Sehubungan dengan kedudukan dan wewenang ini, Max Weber menyebutnya sebagai “wewenang kharismatis, tradisionil, dan rasionil”. (Soerjono Soekanto, Sosilogi suatu Pengantar, Yayasan Penerbit Universitas Indonesia, Jakarta, 1977)

 

Jimmiy Maruli menyampaikan, “Mahkamah Agung meyakini Kekuasaan kekuasaan kehakiman yang bebas dari segala campur tangan dan pengaruh dari luar, juga membutuhkan profesi advokat yang bebas, mandiri dan bertanggungjawab untuk terselenggaranya suatu peradilan yang jujur, adil dan memiliki kepastian hukum bagi semua pencari keadilan dalam menegakkan hukum”. (Jimmy Maruli, Keterangan pihak terkait Mahkamah Agung, dalam Risalah Sidang Perkara Nomor 35/PUU-XVI/2018, Rabu, 31 Oktober 2018)

 

Advokat Vis A Vis Dengan CoC

Tidak bisa disanggah, seorang advokat sebagai manusia juga bisa melakukan tindak pidana. Pelakunya akan dikenai tindakan dengan dasar telah melakukan pelanggaran terhadap peraturan perundang-undangan (vide Pasal 6 huruf e UU No. 18 Tahun 2003 tentang Advokat) yang bisa jadi dikenakan pemberatan karena juga berkaitan dengan pelanggaran kode etik profesi, terhadap sesama penegak hukum dan terutama terhadap pejabat negara.

 

Apalagi menurut Eddy Djunaedi (DR. Eddy Djunaedi, SH, MC, 2000, CoC, Suatu Kajian Perbandingan, Varia Peradilan XV, No. 176, Mei 2000), salah satu bentuk civil contempt adalah pelanggaran kewajiban yang dibebankan kepada advokat (breach of various obligations of solicitors).

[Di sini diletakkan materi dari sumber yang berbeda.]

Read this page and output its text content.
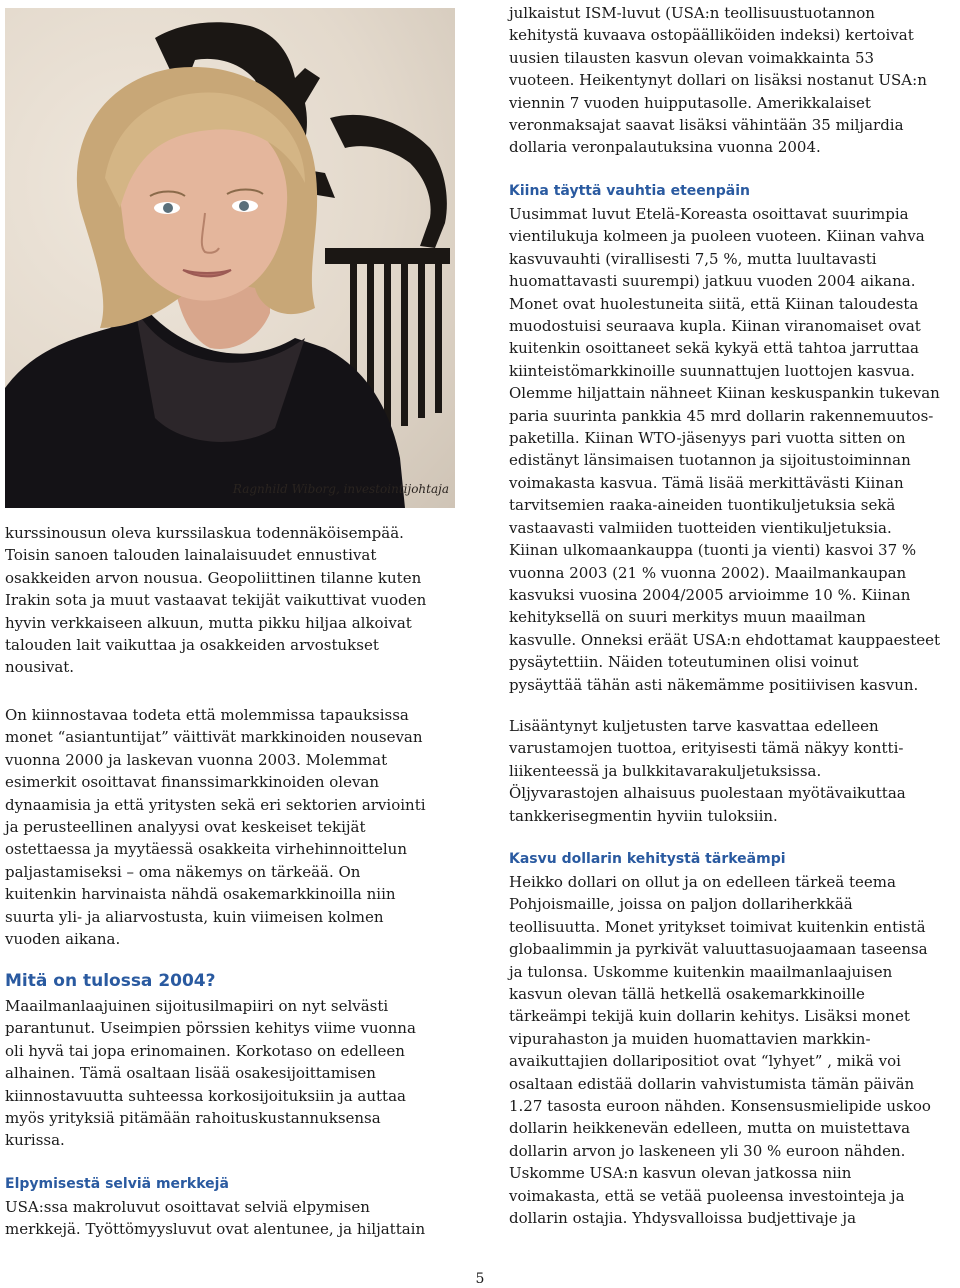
Ragnhild Wiborg, investointijohtaja
kurssinousun oleva kurssilaskua todennäköisempää.
Toisin sanoen talouden lainalaisuudet ennustivat
osakkeiden arvon nousua. Geopoliittinen tilanne kuten
Irakin sota ja muut vastaavat tekijät vaikuttivat vuoden
hyvin verkkaiseen alkuun, mutta pikku hiljaa alkoivat
talouden lait vaikuttaa ja osakkeiden arvostukset
nousivat.
On kiinnostavaa todeta että molemmissa tapauksissa
monet “asiantuntijat” väittivät markkinoiden nousevan
vuonna 2000 ja laskevan vuonna 2003. Molemmat
esimerkit osoittavat finanssimarkkinoiden olevan
dynaamisia ja että yritysten sekä eri sektorien arviointi
ja perusteellinen analyysi ovat keskeiset tekijät
ostettaessa ja myytäessä osakkeita virhehinnoittelun
paljastamiseksi – oma näkemys on tärkeää. On
kuitenkin harvinaista nähdä osakemarkkinoilla niin
suurta yli- ja aliarvostusta, kuin viimeisen kolmen
vuoden aikana.
Mitä on tulossa 2004?
Maailmanlaajuinen sijoitusilmapiiri on nyt selvästi
parantunut. Useimpien pörssien kehitys viime vuonna
oli hyvä tai jopa erinomainen. Korkotaso on edelleen
alhainen. Tämä osaltaan lisää osakesijoittamisen
kiinnostavuutta suhteessa korkosijoituksiin ja auttaa
myös yrityksiä pitämään rahoituskustannuksensa
kurissa.
Elpymisestä selviä merkkejä
USA:ssa makroluvut osoittavat selviä elpymisen
merkkejä. Työttömyysluvut ovat alentunee, ja hiljattain
julkaistut ISM-luvut (USA:n teollisuustuotannon
kehitystä kuvaava ostopäälliköiden indeksi) kertoivat
uusien tilausten kasvun olevan voimakkainta 53
vuoteen. Heikentynyt dollari on lisäksi nostanut USA:n
viennin 7 vuoden huipputasolle. Amerikkalaiset
veronmaksajat saavat lisäksi vähintään 35 miljardia
dollaria veronpalautuksina vuonna 2004.
Kiina täyttä vauhtia eteenpäin
Uusimmat luvut Etelä-Koreasta osoittavat suurimpia
vientilukuja kolmeen ja puoleen vuoteen. Kiinan vahva
kasvuvauhti (virallisesti 7,5 %, mutta luultavasti
huomattavasti suurempi) jatkuu vuoden 2004 aikana.
Monet ovat huolestuneita siitä, että Kiinan taloudesta
muodostuisi seuraava kupla. Kiinan viranomaiset ovat
kuitenkin osoittaneet sekä kykyä että tahtoa jarruttaa
kiinteistömarkkinoille suunnattujen luottojen kasvua.
Olemme hiljattain nähneet Kiinan keskuspankin tukevan
paria suurinta pankkia 45 mrd dollarin rakennemuutos-
paketilla. Kiinan WTO-jäsenyys pari vuotta sitten on
edistänyt länsimaisen tuotannon ja sijoitustoiminnan
voimakasta kasvua. Tämä lisää merkittävästi Kiinan
tarvitsemien raaka-aineiden tuontikuljetuksia sekä
vastaavasti valmiiden tuotteiden vientikuljetuksia.
Kiinan ulkomaankauppa (tuonti ja vienti) kasvoi 37 %
vuonna 2003 (21 % vuonna 2002). Maailmankaupan
kasvuksi vuosina 2004/2005 arvioimme 10 %. Kiinan
kehityksellä on suuri merkitys muun maailman
kasvulle. Onneksi eräät USA:n ehdottamat kauppaesteet
pysäytettiin. Näiden toteutuminen olisi voinut
pysäyttää tähän asti näkemämme positiivisen kasvun.
Lisääntynyt kuljetusten tarve kasvattaa edelleen
varustamojen tuottoa, erityisesti tämä näkyy kontti-
liikenteessä ja bulkkitavarakuljetuksissa.
Öljyvarastojen alhaisuus puolestaan myötävaikuttaa
tankkerisegmentin hyviin tuloksiin.
Kasvu dollarin kehitystä tärkeämpi
Heikko dollari on ollut ja on edelleen tärkeä teema
Pohjoismaille, joissa on paljon dollariherkkää
teollisuutta. Monet yritykset toimivat kuitenkin entistä
globaalimmin ja pyrkivät valuuttasuojaamaan taseensa
ja tulonsa. Uskomme kuitenkin maailmanlaajuisen
kasvun olevan tällä hetkellä osakemarkkinoille
tärkeämpi tekijä kuin dollarin kehitys. Lisäksi monet
vipurahaston ja muiden huomattavien markkin-
avaikuttajien dollaripositiot ovat “lyhyet” , mikä voi
osaltaan edistää dollarin vahvistumista tämän päivän
1.27 tasosta euroon nähden. Konsensusmielipide uskoo
dollarin heikkenevän edelleen, mutta on muistettava
dollarin arvon jo laskeneen yli 30 % euroon nähden.
Uskomme USA:n kasvun olevan jatkossa niin
voimakasta, että se vetää puoleensa investointeja ja
dollarin ostajia. Yhdysvalloissa budjettivaje ja
5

Advokat adalah pejabat pengadilan, maka pengadilan mempunyai kewenangan untuk menjatuhkan sanksi dan disiplin kepada mereka yang tidak menegakkan kode etik.

 

Advokat adalah pembela baik dalam tahap pra-adjukasi, tahap adjudikasi dan purna ajudikasi, dan berfungsi sebagai pembela (atas hak hukum) mereka adalah bagian dari "kekuasaan Kehakiman" yang disebut "counsel of the court" atau "officer of the court". Hal ini juga disebut dalam Pasal 38 Ayat (2) huruf d dari fungsi Advokat yang berkaitan dengan kekuasaan kehakiman yaitu “pemberian jasa hukum”.

 

Berdasarkan Pasal 24, Pasal 24A Undang Undang Dasar 1945, Pasal 38 Ayat (1) dan (2) UU Nomor 48 Tahun 2009 Tentang Kekuasaan Kehakiman dan Pasal 4 Ayat (1) dan (3) dan Pasal 5 ayat (1) UU Nomor 18 tahun 2003 tentang Advokat, maka advokat merupakan badan lain dari fungsi kekuasaan Kehakiman yang diatur oleh UU dan setara atau sederajat dengan aparat penegak hukum lainnya (Polisi, Jaksa, Hakim).